Wednesday, July 29, 2009

Buffet of the Week  

3 comments

So much has happened. Some good news, some bad news.

  • At the World Outgames, a multi-sport event for LGBT people, small bombs were thrown onto the track at the start of the relay run. Police are holding two suspects. Hopefully they're the assholes that did it, because I want them to pay.

  • A Fox News host, Glenn Beck, stated on MSNBC that Obama is a "racist" who has "a deep-seated hatred for white people or the white culture." How these nutjobs get on news channels is beyond me.

  • Congressman Mike Pence (R-IN) introduced a horrifying amendment to ban all federal funding for Planned Parenthood. Thankfully, it was defeated in the House by a vote of 247 to 183.

  • Colin Powell commented on the Gates arrest, stating he's suffered from racial profiling "many times."

  • Senator Kirstin Gillibrand (D-NY) announced yesterday that a Senate hearing on "don't ask, don't tell" will be held in the fall. Contact your senators now to tell them to do everything they can to eliminate this discriminatory policy!

  • Governor Schwarzenegger line-item vetoed close to $52 million in funding to the State Office of AIDS, which would've been used for services such as education, prevention, and testing. Nice.

  • File this under: "hypocrisy." A Tennessee senator and abstinence proponent, resigned after admitting having an affair with a 22 year-old intern. Good riddance.

What have you all been reading this week?

What next?

You can also bookmark this post using your favorite bookmarking service:

Related Posts by Categories



3 comments: to “ Buffet of the Week


  • July 30, 2009 at 5:24 PM  

    I was watching Fox and Friends and they had an artical about removing gendered language from textbooks, and were going on and on about what a big deal it was, about how if we don't have chairman or woman and have to just call them a chair how it makes people into nothing more than furniture? I didn't really understand what they were so upset about it seemed pretty darn awesome to me.

    Please excuse the ramble; real life has decreed that I get zero sleep.


  • July 31, 2009 at 11:00 AM  

    There are grave issues of injustices that concern us all that need to be addressed.
    The corruption in American courts is truly shocking!
    I am an advocate currently fighting to uphold the principles of due process in a most disturbing case concerning the rape, battery and near killing of woman left with a broken neck and permanently disabled.
    Barbara Bracci, a hard-working New York State corrections officer claimed she was brutally attacked by her work supervisor, Captain William E. Peek.
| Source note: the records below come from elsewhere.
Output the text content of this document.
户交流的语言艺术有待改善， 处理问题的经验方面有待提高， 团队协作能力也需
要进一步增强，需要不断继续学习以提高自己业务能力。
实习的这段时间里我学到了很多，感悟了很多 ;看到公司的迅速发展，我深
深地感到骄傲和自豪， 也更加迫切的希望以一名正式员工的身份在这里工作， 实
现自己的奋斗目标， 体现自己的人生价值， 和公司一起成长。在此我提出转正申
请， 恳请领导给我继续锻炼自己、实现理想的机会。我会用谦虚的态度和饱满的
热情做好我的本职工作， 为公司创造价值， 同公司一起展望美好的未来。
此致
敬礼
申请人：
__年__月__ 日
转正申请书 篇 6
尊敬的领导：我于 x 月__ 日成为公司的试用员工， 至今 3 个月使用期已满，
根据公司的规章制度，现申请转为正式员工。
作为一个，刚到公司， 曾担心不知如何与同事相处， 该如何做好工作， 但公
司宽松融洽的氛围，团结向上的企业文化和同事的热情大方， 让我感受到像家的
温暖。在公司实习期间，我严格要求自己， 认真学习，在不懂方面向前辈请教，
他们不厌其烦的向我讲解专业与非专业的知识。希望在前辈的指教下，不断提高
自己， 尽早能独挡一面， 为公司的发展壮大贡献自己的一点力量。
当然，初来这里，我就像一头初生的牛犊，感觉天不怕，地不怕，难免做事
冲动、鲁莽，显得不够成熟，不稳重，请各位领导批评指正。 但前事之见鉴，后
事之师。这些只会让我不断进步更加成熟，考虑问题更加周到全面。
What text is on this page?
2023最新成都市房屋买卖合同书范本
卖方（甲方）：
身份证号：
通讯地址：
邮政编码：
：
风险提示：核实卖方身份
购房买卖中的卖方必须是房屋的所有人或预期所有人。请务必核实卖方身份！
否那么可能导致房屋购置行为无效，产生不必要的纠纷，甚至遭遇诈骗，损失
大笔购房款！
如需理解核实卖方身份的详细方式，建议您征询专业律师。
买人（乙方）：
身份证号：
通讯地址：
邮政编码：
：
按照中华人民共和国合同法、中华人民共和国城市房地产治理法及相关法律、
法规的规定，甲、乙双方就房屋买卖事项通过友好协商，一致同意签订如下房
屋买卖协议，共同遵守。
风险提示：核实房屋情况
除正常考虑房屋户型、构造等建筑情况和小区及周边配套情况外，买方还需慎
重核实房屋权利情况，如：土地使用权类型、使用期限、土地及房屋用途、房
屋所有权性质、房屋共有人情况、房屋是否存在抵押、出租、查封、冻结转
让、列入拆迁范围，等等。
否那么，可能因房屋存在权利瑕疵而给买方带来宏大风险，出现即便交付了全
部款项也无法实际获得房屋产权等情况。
Bracci had made tape recordings she alleged were of her remorseful attacker confessing to his crimes. The NY State Dept. of Corrections (DOC) took the tapes from her.
    The case went to the Division of Human Rights (SDHR). Bracci wanted her original tapes played in open court. DOC refused to give the tapes back to her and gave them instead, to the presiding administrative law judge (ALJ) who refused to let the court hear them.
    The ALJ then weighed the tapes unlawfully in secret (ex parte, in camera) and ruled they were ‘unreliable.’ So the case was dismissed. Bracci protested that her due process rights were denied and she was granted an Article 78 special proceeding.
    The case went before the Appellate Division, Third Department. Inexplicably, the tapes somehow became 'lost' and SDHR refused to give a verified answer in response to Bracci’s serious charges of corruption. So Bracci having proof her tapes were now destroyed and the opposing party declining to defend their actions, duly filed for summary judgment.
    However, the Appellate justices bizarrely dismissed the claim on May 14, 2009 upholding the lower court’s judgment. But nowhere in the Appellate decision does the term, ‘Article 78’ even appear.
    Shockingly, the higher court had not only condoned the weighing of evidence in secret and then its destruction, it had unlawfully removed Bracci's status as an Article 78 litigant.
    Even a layperson looking at the court’s website under ‘Bracci-v-State Division of Human Rights’ (Case no: 506150) can see that this raped, abused and permanently scarred woman was cheated of her most basic rights to due process rights.
    http://decisions.courts.state.ny.us/ad3/Decisions/2009/506150.pdf
    Now we shall see if the Court of Appeals will be as fair and just on Bracci as they were in the above case. Courts must be compelled to respect every citizen's constitutional rights to a fair hearing.
    You see, I’m British and I grew up with a worldview of American as an honorable civilization. Like most people in the English-speaking world I was greatly influenced by Hollywood movies. I confess to have learned that reality of what American Justice is quite different from what I saw in films. Forget the Sixth and Fourteenth Amendment of the United States, that Bill of Rights nonsense and the Constitution. The practice of law is very different. American Justice is a fiction told in Hollywood. In real life corruption is the methodology of the courtrooms.


  • June 25, 2013 at 8:06 PM  

    Please excuse the ramble; real life has decreed that I get zero sleep.